Dame, quoth this Pluto, be no longer wroth,
I give it up; but since I swore mine oath,
That I will grante him his sight again,
My word shall stand, I warne you certain;
I am a king it sit me not to lie.
And I, quoth she, am queen of faierie.
Her answer shall she have I undertake,
Let us no more wordes hereof make.

[66] The allusion is to the common longing of pregnant women for particular articles of diet.

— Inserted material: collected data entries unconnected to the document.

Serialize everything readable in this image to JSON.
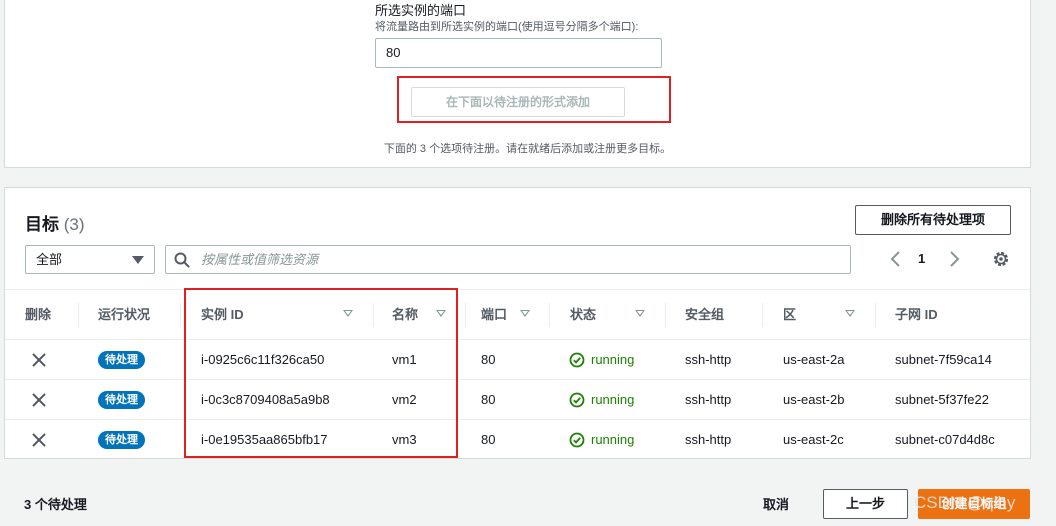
{
  "port_section": {
    "title": "所选实例的端口",
    "description": "将流量路由到所选实例的端口(使用逗号分隔多个端口):",
    "value": "80",
    "add_button": "在下面以待注册的形式添加",
    "pending_note": "下面的 3 个选项待注册。请在就绪后添加或注册更多目标。"
  },
  "targets": {
    "title": "目标",
    "count": "(3)",
    "remove_all_button": "删除所有待处理项",
    "filter_select": "全部",
    "search_placeholder": "按属性或值筛选资源",
    "page": "1",
    "columns": {
      "remove": "删除",
      "health": "运行状况",
      "instance_id": "实例 ID",
      "name": "名称",
      "port": "端口",
      "state": "状态",
      "security_group": "安全组",
      "zone": "区",
      "subnet_id": "子网 ID"
    },
    "rows": [
      {
        "health": "待处理",
        "instance_id": "i-0925c6c11f326ca50",
        "name": "vm1",
        "port": "80",
        "state": "running",
        "security_group": "ssh-http",
        "zone": "us-east-2a",
        "subnet_id": "subnet-7f59ca14"
      },
      {
        "health": "待处理",
        "instance_id": "i-0c3c8709408a5a9b8",
        "name": "vm2",
        "port": "80",
        "state": "running",
        "security_group": "ssh-http",
        "zone": "us-east-2b",
        "subnet_id": "subnet-5f37fe22"
      },
      {
        "health": "待处理",
        "instance_id": "i-0e19535aa865bfb17",
        "name": "vm3",
        "port": "80",
        "state": "running",
        "security_group": "ssh-http",
        "zone": "us-east-2c",
        "subnet_id": "subnet-c07d4d8c"
      }
    ]
  },
  "footer": {
    "pending_count": "3 个待处理",
    "cancel": "取消",
    "previous": "上一步",
    "create": "创建目标组",
    "watermark": "CSDN @qlhy"
  },
  "colors": {
    "accent_orange": "#ec7211",
    "badge_blue": "#0073bb",
    "running_green": "#1d8102",
    "highlight_red": "#e02020"
  }
}
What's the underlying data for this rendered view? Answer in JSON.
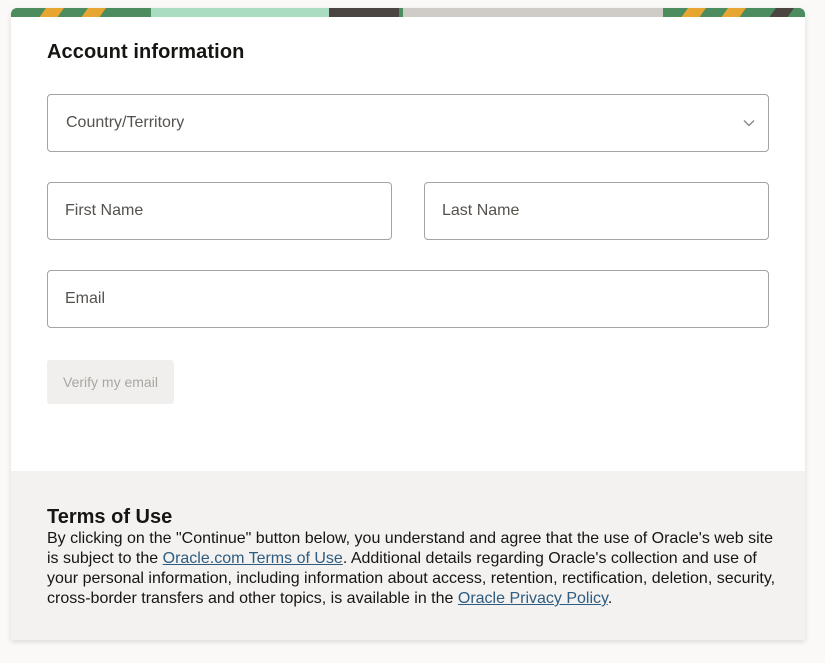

May cries out that she shall expire unless she has some of the "small green pears" to eat, and then exclaims anew,

I tell you well, a woman in my plight
May have to fruit so great an appetite,
That she may dyen, but she it have.

[67] The moral is Pope's own, and is in the dissolute spirit which had descended from the reign of Charles II. The comment on the story, in Chaucer, is put into the mouth of the host, who begs that he may be preserved from such a wife, and inveighs against the craft and misdoings of women.